The Appellate Judicial Commission is composed of the Chief Justice of the Supreme Court, three governor-appointed citizen members from different regions of the state, and three attorneys chosen via election by the Missouri Bar.
On Wednesday, the commission sent Gov. Greitens a panel of three exceptionally qualified nominees:
Judge Lisa White Hardwick is a Harvard-trained lawyer who worked for Gov. Kit Bond, as a partner at some of the state’s best business law firms, and as a Circuit Court judge in Kansas City. She has served on the Missouri Western District Court of Appeals for the past 16 years.
Judge Brent Powell graduated from the University of Missouri who has worked at one of Missouri’s best business law firms. He also worked as a local prosecutor and as a top lawyer in the United States Attorney’s office for the Western District of Missouri. In 2008, Gov. Matt Blunt appointed him Circuit Court Judge in Jackson County – where he has served the past eight years.
Finally, Ben Lipman is a partner at another great law firm and a law professor at Washington University School of Law in St. Louis. He has an outstanding reputation and decades of experience litigating First Amendment cases and a wide variety of other areas of law.
After not making the panel, many people asked how I was feeling and what I thought of the panel. To the first question, I feel great. Life is still very good – just as it was before this process began. It was an honor just to participate in the process. To a person, the Commissioners were great and thorough in their vetting.
To the second question, as it has for nearly 80 years, the Missouri Plan worked again to select a panel of three talented, deserving nominees.

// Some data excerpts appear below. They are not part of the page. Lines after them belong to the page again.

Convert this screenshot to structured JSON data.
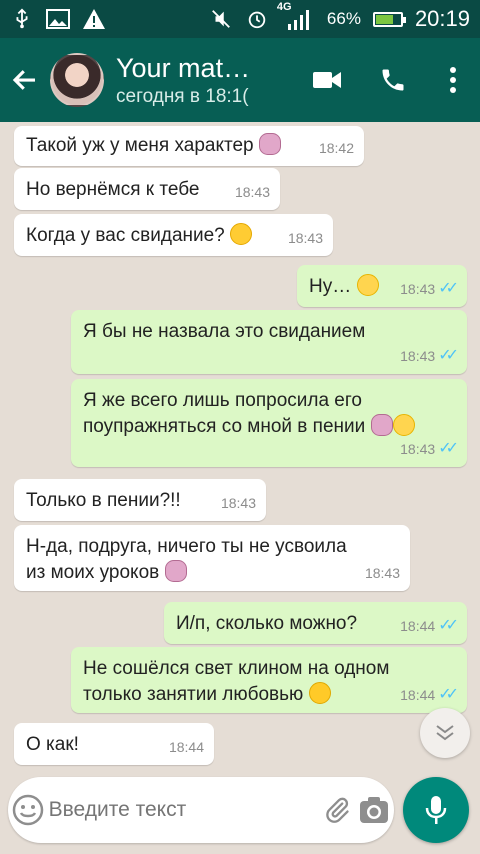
{
  "status_bar": {
    "network": "4G",
    "battery_percent": "66%",
    "battery_level": 0.66,
    "time": "20:19"
  },
  "header": {
    "title": "Your mat…🎸",
    "subtitle": "сегодня в 18:1("
  },
  "messages": [
    {
      "dir": "in",
      "text": "Такой уж у меня характер",
      "emoji": "person",
      "time": "18:42"
    },
    {
      "dir": "in",
      "text": "Но вернёмся к тебе",
      "time": "18:43"
    },
    {
      "dir": "in",
      "text": "Когда у вас свидание?",
      "emoji": "wink",
      "time": "18:43"
    },
    {
      "dir": "out",
      "text": "Ну…",
      "emoji": "smile",
      "time": "18:43"
    },
    {
      "dir": "out",
      "text": "Я бы не назвала это свиданием",
      "time": "18:43"
    },
    {
      "dir": "out",
      "text_line1": "Я же всего лишь попросила его",
      "text_line2": "поупражняться со мной в пении",
      "time": "18:43"
    },
    {
      "dir": "in",
      "text": "Только в пении?!!",
      "time": "18:43"
    },
    {
      "dir": "in",
      "text_line1": "Н-да, подруга, ничего ты не усвоила",
      "text_line2": "из моих уроков",
      "time": "18:43"
    },
    {
      "dir": "out",
      "text": "И/п, сколько можно?",
      "time": "18:44"
    },
    {
      "dir": "out",
      "text_line1": "Не сошёлся свет клином на одном",
      "text_line2": "только занятии любовью",
      "time": "18:44"
    },
    {
      "dir": "in",
      "text": "О как!",
      "time": "18:44"
    }
  ],
  "input": {
    "placeholder": "Введите текст"
  },
  "colors": {
    "header": "#075e54",
    "status_bar": "#0a4a44",
    "outgoing_bubble": "#dcf8c6",
    "incoming_bubble": "#ffffff",
    "read_ticks": "#4fc3f7",
    "mic_button": "#00897b"
  }
}
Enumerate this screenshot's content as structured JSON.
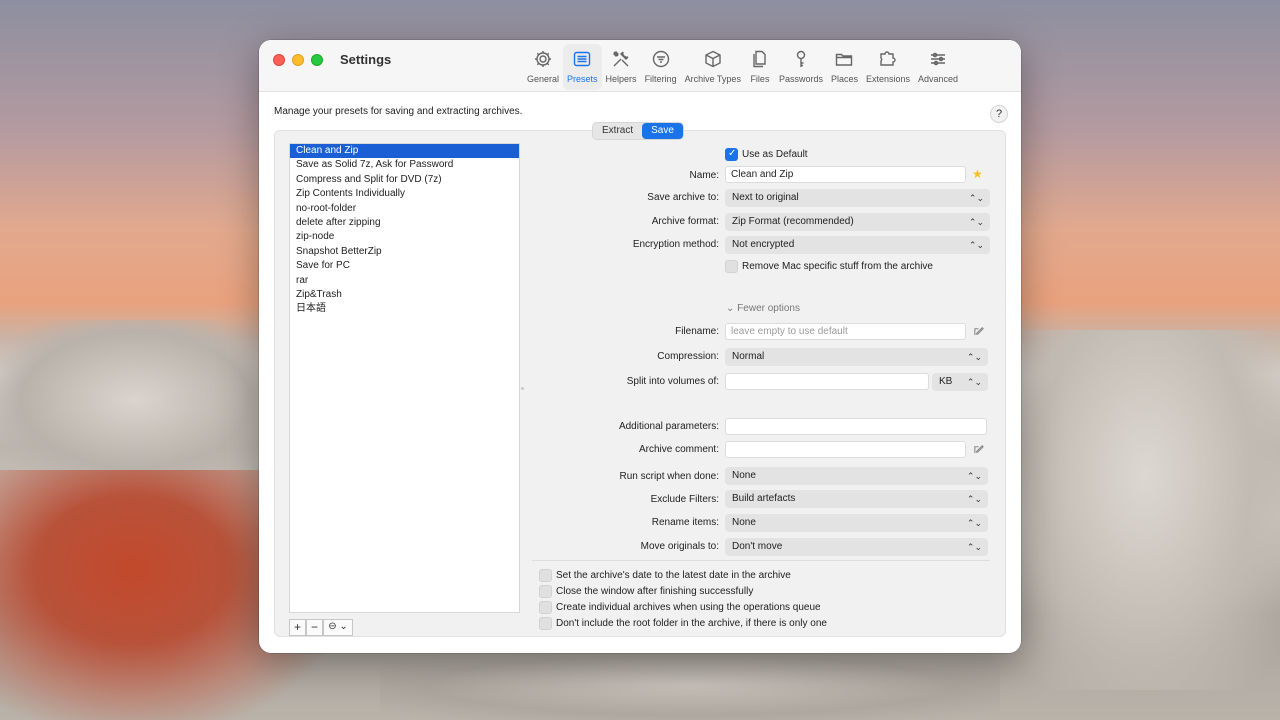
{
  "window": {
    "title": "Settings"
  },
  "toolbar": {
    "items": [
      {
        "label": "General",
        "icon": "gear-icon",
        "active": false
      },
      {
        "label": "Presets",
        "icon": "presets-list-icon",
        "active": true
      },
      {
        "label": "Helpers",
        "icon": "tools-icon",
        "active": false
      },
      {
        "label": "Filtering",
        "icon": "filter-icon",
        "active": false
      },
      {
        "label": "Archive Types",
        "icon": "box-icon",
        "active": false
      },
      {
        "label": "Files",
        "icon": "files-icon",
        "active": false
      },
      {
        "label": "Passwords",
        "icon": "key-icon",
        "active": false
      },
      {
        "label": "Places",
        "icon": "folder-icon",
        "active": false
      },
      {
        "label": "Extensions",
        "icon": "puzzle-icon",
        "active": false
      },
      {
        "label": "Advanced",
        "icon": "sliders-icon",
        "active": false
      }
    ]
  },
  "description": "Manage your presets for saving and extracting archives.",
  "help": "?",
  "segment": {
    "extract": "Extract",
    "save": "Save",
    "selected": "Save"
  },
  "presets": [
    "Clean and Zip",
    "Save as Solid 7z, Ask for Password",
    "Compress and Split for DVD (7z)",
    "Zip Contents Individually",
    "no-root-folder",
    "delete after zipping",
    "zip-node",
    "Snapshot BetterZip",
    "Save for PC",
    "rar",
    "Zip&Trash",
    "日本語"
  ],
  "selected_preset": "Clean and Zip",
  "list_footer": {
    "add": "+",
    "remove": "−",
    "more": "⊖ ⌄"
  },
  "form": {
    "use_default": {
      "label": "Use as Default",
      "checked": true
    },
    "name": {
      "label": "Name:",
      "value": "Clean and Zip"
    },
    "save_to": {
      "label": "Save archive to:",
      "value": "Next to original"
    },
    "format": {
      "label": "Archive format:",
      "value": "Zip Format (recommended)"
    },
    "encryption": {
      "label": "Encryption method:",
      "value": "Not encrypted"
    },
    "remove_mac": {
      "label": "Remove Mac specific stuff from the archive",
      "checked": false
    },
    "fewer_options": "Fewer options",
    "filename": {
      "label": "Filename:",
      "placeholder": "leave empty to use default"
    },
    "compression": {
      "label": "Compression:",
      "value": "Normal"
    },
    "split": {
      "label": "Split into volumes of:",
      "value": "",
      "unit": "KB"
    },
    "additional": {
      "label": "Additional parameters:",
      "value": ""
    },
    "comment": {
      "label": "Archive comment:",
      "value": ""
    },
    "run_script": {
      "label": "Run script when done:",
      "value": "None"
    },
    "exclude": {
      "label": "Exclude Filters:",
      "value": "Build artefacts"
    },
    "rename": {
      "label": "Rename items:",
      "value": "None"
    },
    "move": {
      "label": "Move originals to:",
      "value": "Don't move"
    }
  },
  "options": [
    {
      "label": "Set the archive's date to the latest date in the archive",
      "checked": false
    },
    {
      "label": "Close the window after finishing successfully",
      "checked": false
    },
    {
      "label": "Create individual archives when using the operations queue",
      "checked": false
    },
    {
      "label": "Don't include the root folder in the archive, if there is only one",
      "checked": false
    }
  ],
  "colors": {
    "accent": "#1a73e8",
    "selection": "#1a5fd4"
  }
}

It is critically important to have judges who are free from the fickle winds of politics, and who will decide cases based on legal merits, not political ideology or million-dollar campaign donations.
As I navigated this process, each Commissioner asked me to compare the approach I take as a legislator with what I would do as a judge. Legislators are free to opine on what the law “ought” to be. Judges have the duty to interpret what the law “is” without regard to politics or the relative power of the parties to a case. As a legislator, I never have to vote for a bill that I believe is bad public policy. But judges are obliged to make those kinds of decisions all the time.
A case decided just this week is a perfect example. On Tuesday, the Supreme Court invalidated the effects of a bill the General Assembly passed two years ago that prohibited cities from setting a local minimum wage higher than the state minimum wage. The decision left many legislators and special interest groups gnashing their teeth with accusations of “liberal judicial activism.”
Those critics could not be more wrong. While the result of the Court’s decision aligned with liberal policy interests, the decision itself was as conservative as it gets. In fact, the question before the Court had nothing to do with the minimum wage.
Instead, Article III, section 23 of the Missouri Constitution prohibits the General Assembly from passing bills that contain more than one subject. The single subject rule exists to prevent legislative log-rolling where a provision that most legislators would oppose is attached to a completely unrelated but popular provision. It is a well-designed limit on legislative power.
The test for whether a bill violates the single subject rule is whether all of its provisions “fairly relate to, have a natural connection with, or are a means to accomplish the subject of the bill as expressed in its title.” In this case, the bill in question started as a matter “relating to community improvement districts” and ended with an amendment on minimum wage. No reasonable person can make a straight-faced argument that there’s a natural connection or any relationship at all between community improvement districts and local minimum wage ordinances. As a result, the Court struck the statute.
Critics of this opinion would prefer that the Missouri Supreme Court pretend that Article III, section 23 did not exist in our Constitution. Those critics are the judicial activists, not the Court. As I’ve written in other contexts, our Constitution is not a cheap buffet where we get to pick the parts we like and ignore the parts we don’t.
The answer to the single subject prohibition cases is not to curse the Court, but instead to abide by the Constitution. Accordingly, my committee will be hearing a bill on Monday to do this the constitutional way: a single subject bill that prohibits local government from enacting minimum wage ordinances that conflict with state law.